Suite aux applaudissements, il reprend avec force : « Je m’appelle Denis Mukwege, je viens du pays le plus riche du monde. Pourtant, le peuple de mon pays est parmi le plus pauvre du monde ». Le contraste souligne parfaitement la racine du problème. Encore une fois, pour transmettre ses convictions, il touche l’audience très concrètement : « Nous aimons tous les belles voitures, les bijoux et les gadgets… J’ai moi-même un smartphone. Ces objets contiennent des minéraux que l’on trouve chez nous, souvent extraits dans des conditions inhumaines par de jeunes enfants qui sont victimes d’intimidation et de violences sexuelles […] Réfléchissez un instant au coût humain de la fabrication de ces objets. En tant que consommateur, le moins que l’on puisse faire, est d’insister que ces produits soient fabriqués dans le respect de la dignitié humaine. Fermez les yeux devant le drame, c’est être complice ! ». Denis Mukwege est convaincant car il adapte son discours au quotidien de nos vies, à ce que nous vivons et connaissons le mieux.
Un combat qui doit être mené par tous
Petit à petit, l’orateur parvient ainsi à passer d’un problème que nous pourrions croire, à tort, circonscrit à la République du Congo, à un enjeu mondial, qui nous touche tous, individuellement. Il passe de son expérience personnelle à des convictions universelles. Il appelle alors à l’engagement de tous pour continuer le combat. Ce dernier se ressent tout au long de son discours grâce à sa voix assurée, pleine de conviction, de rage comme d’espoir. Le rythme de son intervention mime aussi des phases d’action mais également des moments de réflexions grâce à la réalisation de nombreux et courts silences.

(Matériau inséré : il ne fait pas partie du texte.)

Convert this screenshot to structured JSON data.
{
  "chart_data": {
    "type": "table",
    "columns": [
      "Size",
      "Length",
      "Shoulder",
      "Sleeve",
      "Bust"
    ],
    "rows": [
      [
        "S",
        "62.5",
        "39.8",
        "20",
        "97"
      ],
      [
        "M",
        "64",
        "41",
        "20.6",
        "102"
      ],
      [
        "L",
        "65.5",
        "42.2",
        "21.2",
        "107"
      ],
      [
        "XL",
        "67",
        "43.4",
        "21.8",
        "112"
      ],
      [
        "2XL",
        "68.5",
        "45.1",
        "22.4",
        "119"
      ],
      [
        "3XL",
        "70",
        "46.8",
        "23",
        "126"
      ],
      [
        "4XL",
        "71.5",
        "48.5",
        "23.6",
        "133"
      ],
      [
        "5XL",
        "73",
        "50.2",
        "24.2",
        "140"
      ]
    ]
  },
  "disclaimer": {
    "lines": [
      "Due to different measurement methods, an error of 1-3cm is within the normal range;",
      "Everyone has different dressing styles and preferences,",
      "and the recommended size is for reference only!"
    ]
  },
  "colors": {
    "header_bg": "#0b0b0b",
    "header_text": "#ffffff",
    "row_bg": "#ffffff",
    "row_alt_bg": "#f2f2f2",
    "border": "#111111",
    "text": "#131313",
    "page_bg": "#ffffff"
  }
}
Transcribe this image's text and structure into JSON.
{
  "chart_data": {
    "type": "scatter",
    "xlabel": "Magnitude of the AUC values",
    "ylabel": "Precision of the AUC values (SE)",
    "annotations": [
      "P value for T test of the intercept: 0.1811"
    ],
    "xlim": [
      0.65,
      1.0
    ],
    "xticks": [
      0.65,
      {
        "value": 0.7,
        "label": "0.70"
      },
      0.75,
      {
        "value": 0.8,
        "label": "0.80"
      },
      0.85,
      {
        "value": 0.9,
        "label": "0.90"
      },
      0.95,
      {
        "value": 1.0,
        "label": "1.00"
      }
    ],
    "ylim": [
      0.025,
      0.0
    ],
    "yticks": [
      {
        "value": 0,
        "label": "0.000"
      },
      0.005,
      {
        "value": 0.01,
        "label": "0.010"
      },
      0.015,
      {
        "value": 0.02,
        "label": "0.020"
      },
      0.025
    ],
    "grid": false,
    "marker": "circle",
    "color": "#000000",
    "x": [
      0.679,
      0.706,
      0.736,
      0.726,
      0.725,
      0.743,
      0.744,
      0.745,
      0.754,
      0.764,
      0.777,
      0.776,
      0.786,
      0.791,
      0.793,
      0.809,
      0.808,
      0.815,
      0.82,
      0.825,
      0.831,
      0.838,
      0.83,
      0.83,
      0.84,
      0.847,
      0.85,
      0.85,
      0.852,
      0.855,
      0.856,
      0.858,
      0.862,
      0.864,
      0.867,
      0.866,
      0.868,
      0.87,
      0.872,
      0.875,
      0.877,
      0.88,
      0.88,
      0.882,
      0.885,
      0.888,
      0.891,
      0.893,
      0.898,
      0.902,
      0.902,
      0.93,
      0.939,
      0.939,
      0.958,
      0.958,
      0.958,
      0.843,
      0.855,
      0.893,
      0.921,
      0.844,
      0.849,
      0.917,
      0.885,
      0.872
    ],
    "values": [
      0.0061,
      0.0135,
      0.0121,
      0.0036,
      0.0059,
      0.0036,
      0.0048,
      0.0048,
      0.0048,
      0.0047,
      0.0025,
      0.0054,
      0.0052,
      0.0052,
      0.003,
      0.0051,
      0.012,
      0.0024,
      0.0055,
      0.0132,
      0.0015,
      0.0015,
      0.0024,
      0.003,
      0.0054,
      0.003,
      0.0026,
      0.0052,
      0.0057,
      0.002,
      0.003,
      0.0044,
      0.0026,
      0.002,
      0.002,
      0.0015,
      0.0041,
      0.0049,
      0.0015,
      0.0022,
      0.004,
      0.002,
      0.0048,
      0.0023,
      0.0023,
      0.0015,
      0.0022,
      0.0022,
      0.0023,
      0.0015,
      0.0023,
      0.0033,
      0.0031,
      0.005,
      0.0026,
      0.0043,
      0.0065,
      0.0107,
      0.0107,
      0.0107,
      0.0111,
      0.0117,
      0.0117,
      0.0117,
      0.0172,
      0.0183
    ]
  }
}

Cet appel à l’action devient solennel et plus grave encore avec l’utilisation d’une magnifique anaphore de cinq répétions du groupe de mots « Ayons le courage… ». Sa conclusion est donc dédiée aux solutions concrètes et aux actions à mener pour mettre fin à ces atrocités. Il en énumère plusieurs explicitement : soutenir et protéger les femmes au quotidien, développer une masculinité positive qui soit respectueuse de la dignité de tous, refuser l’indifférence ou encore, à destination des Etats, l’arrêt immédiat des visites officielles des présidents de pays qui ne font rien pour lutter contre ces crimes.
Ces actions nous font réfléchir car elles sont présentées de façon concrète. Elles sont énoncées clairement et permettent à chacun, individuellement comme collectivement, d’agir pour changer les choses. Un discours pour la paix et un futur meilleur qui restera dans les annales.